The textile sector recently expressed fear that it would lose exports worth $1 billion in the first 15 days of July due to gas closure and Eidul holidays. It requested the government to restore supplies to exporting industries.
All Pakistan Textile Mills Association (APTMA) said that the textile industry has achieved a new record in terms of exports reaching nearly $20 billion from $12.5 billion just two years ago. This growth was credited to the implementation of the Regionally Competitive Energy Tariff (RCET) by the APTMA.
If one takes a look at the region, including India and Bangladesh. Prices have surged in these countries too. Gas prices in Bangladesh have recently been increased by over 22 percent, but for large industries (exporters) the increase is 12 percent. On March 31, 2022, the Indian government increased the price of domestic gas from $2.9/mmBtu (metric million British thermal units) to $6.10/mmBtu, an increase of over 110 percent. The government also increased the price ceiling for deep water, ultradeep water, high temperature, and high-pressure gas to $9.92/mmBtu from $6.13/mmBtu, an increase of over 61 percent.
The benchmark for Asian spot LNG imports increased to over $35/mmBtu in March 2022, an increase of over 1,650 percent following the crisis in Ukraine and the related natural gas supply risks. If India sourced 25 percent of LNG at a spot price of over $35/mmBtu, it would cost more than $9.8 billion.
The average power purchase price on India’s largest electricity exchange, Indian Energy Exchange Ltd averaged 8.23 Indian rupees ($0.1087) per kilowatt hour (kWh), over double the average price in March 2021. The industries mainly buy power in this exchange. In Pakistani rupees, the rate comes to Rs21.63 per kWh. Every other country in the region is constrained to increase power rates because of the high cost of power generation fuels.
Pakistan is passing through the worst ever economic crisis. Each citizen is bearing an added burden. It is time that our exporters start acting rationally instead of misguiding the government with outdated statistics from competing economies.
Unfortunately, rulers and bureaucrats do not check the facts. They are so naive that they even accept textile millers’ claim that textile machinery worth $5 billion has been imported in the country in one year. The data from Pakistan Bureau of Statistics shows that the actual imports in past four years up to April 2022, were only $211 million.
In the current testing times, these statistics must not be distorted to misguide policymakers. The exporters do need regionally competitive power and gas tariffs. The tariffs must be determined in line with current realities.

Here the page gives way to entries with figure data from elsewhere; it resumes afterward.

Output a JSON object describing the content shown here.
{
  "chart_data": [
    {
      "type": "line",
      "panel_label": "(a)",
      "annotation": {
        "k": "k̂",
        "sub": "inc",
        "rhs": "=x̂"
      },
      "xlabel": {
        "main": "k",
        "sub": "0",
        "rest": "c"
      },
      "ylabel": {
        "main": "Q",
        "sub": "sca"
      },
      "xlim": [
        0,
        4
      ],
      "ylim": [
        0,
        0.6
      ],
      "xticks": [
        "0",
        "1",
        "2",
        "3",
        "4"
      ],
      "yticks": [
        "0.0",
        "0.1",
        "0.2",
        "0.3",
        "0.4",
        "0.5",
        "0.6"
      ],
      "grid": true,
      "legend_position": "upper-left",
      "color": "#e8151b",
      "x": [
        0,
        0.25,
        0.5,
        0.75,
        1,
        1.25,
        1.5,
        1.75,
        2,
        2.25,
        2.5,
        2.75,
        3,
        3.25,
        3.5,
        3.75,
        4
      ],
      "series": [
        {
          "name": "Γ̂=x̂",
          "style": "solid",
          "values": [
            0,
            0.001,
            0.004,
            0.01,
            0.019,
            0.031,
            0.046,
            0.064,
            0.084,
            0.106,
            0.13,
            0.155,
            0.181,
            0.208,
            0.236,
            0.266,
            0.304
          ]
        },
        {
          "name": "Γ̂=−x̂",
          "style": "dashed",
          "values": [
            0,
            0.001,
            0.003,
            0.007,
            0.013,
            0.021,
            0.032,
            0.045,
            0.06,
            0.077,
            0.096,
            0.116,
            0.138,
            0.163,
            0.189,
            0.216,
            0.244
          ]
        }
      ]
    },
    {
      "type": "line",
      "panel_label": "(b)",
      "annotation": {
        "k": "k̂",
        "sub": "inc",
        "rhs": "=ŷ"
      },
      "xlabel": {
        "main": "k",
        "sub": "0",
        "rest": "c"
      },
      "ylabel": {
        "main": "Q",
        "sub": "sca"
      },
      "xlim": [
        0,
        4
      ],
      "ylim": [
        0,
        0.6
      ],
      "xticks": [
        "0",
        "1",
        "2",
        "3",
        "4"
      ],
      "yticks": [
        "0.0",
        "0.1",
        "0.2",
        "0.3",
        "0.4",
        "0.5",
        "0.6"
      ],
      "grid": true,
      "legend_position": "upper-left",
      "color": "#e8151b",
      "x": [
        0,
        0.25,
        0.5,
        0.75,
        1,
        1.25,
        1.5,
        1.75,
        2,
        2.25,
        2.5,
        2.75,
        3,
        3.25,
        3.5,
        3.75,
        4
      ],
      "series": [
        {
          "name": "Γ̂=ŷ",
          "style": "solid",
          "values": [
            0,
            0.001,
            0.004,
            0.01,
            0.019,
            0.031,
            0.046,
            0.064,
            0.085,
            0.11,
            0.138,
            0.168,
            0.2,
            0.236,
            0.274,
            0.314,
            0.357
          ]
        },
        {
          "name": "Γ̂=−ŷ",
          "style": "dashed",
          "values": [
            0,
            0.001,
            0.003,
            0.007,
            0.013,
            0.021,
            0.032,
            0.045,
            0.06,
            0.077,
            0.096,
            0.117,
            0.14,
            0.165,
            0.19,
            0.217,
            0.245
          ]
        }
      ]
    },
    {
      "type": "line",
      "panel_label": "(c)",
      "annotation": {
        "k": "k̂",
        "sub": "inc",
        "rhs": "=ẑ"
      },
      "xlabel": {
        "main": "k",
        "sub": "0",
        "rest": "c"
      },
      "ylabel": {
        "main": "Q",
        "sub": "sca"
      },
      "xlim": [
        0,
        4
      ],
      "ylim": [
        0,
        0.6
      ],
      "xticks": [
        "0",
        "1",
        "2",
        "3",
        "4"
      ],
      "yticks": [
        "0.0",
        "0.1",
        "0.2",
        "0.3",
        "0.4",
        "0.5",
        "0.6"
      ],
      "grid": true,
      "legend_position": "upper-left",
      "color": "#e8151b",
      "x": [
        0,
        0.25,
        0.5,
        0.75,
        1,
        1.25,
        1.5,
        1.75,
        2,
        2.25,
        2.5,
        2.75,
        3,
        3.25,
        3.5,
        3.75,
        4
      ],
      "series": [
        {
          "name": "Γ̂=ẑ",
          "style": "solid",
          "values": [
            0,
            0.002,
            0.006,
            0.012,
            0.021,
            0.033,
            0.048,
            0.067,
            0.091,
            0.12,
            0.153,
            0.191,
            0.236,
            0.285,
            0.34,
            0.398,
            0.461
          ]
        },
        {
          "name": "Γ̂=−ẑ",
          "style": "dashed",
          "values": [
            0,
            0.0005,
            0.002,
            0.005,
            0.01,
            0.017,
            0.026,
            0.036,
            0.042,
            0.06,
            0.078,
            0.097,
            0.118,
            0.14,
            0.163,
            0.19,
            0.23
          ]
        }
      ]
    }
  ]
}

A reminder is also needed that the power and gas tariff under the previous subsidised scheme was higher than regional rates. Even then the exports surged. The exporters must accept a little higher tariff like in the past. The current economic situation also demands this.
The massive decline in rupee value has given the exporters an edge over their regional competitors in terms of lower wages they have to pay their workers in dollar terms.